Unintended pregnancy among U.S. military active duty servicemembers: HRBS estimates for 2018 and trends since 2005



      To evaluate the prevalence of and factors associated with unintended pregnancy in the past 12 months among women and men in the United States (U.S.) military in 2018, as well as trends in unintended pregnancy between 2005 and 2018.

      Study design

      This was a cross-sectional study using the 2018 Department of Defense Health Related Behaviors Survey of active duty servicemembers. We selected a stratified random sample from members of all military service branches and used weighted logistic regression models to identify associated independent factors. A 9.6% weighted response rate to the online survey resulted in 16,806 active duty servicemembers analyzed; 4993 women aged 17 to 44 years and 11,813 men aged 17 to 45+ years. We used data from five independent surveys: 2005, 2008, 2011, 2015, and 2018 to examine trends over time.


      A total of 5.6% (95% CI: 4.5%–6.7%) of servicewomen reported unintended pregnancy and 2.4% (95% CI: 1.9%–2.9%) of servicemen reported to have caused unintended pregnancy. Unintended pregnancy was associated with contraception nonuse, younger age, and being either married or cohabiting.

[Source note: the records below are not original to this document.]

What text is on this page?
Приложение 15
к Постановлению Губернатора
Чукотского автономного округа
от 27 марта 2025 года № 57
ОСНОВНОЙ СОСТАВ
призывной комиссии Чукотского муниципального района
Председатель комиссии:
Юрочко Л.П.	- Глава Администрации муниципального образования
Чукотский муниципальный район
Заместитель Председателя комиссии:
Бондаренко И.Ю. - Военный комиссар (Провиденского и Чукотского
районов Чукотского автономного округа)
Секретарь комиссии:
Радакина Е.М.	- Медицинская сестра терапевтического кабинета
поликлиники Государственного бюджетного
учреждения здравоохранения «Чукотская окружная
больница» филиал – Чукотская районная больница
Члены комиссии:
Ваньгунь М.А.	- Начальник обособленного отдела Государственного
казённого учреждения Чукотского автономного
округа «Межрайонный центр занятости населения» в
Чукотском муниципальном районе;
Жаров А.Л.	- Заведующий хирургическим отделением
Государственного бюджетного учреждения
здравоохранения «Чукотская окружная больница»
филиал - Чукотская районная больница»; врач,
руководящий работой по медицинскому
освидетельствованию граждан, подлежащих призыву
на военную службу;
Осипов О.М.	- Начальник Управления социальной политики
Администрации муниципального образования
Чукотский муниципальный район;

      The decrease in prevalence of unintended pregnancy among U.S. servicemembers since 2005 mirrors the general U.S. population. Differing contraception policies during basic training across military services may influence rates of unintended pregnancy. Unintended pregnancies place a large burden on the military healthcare system, as the majority of women serving in the military are of reproductive age, and thus require care before, during, and for years after giving birth.


      Unintended pregnancy among U.S. military servicewomen relatively mirrors that seen in the U.S. population. Contraceptive policies affect unintended pregnancy throughout servicemembers’ duration of service. As they are more likely to live in states which restrict access to abortion services, servicewomen with unintended pregnancy may face increased obstacles to care.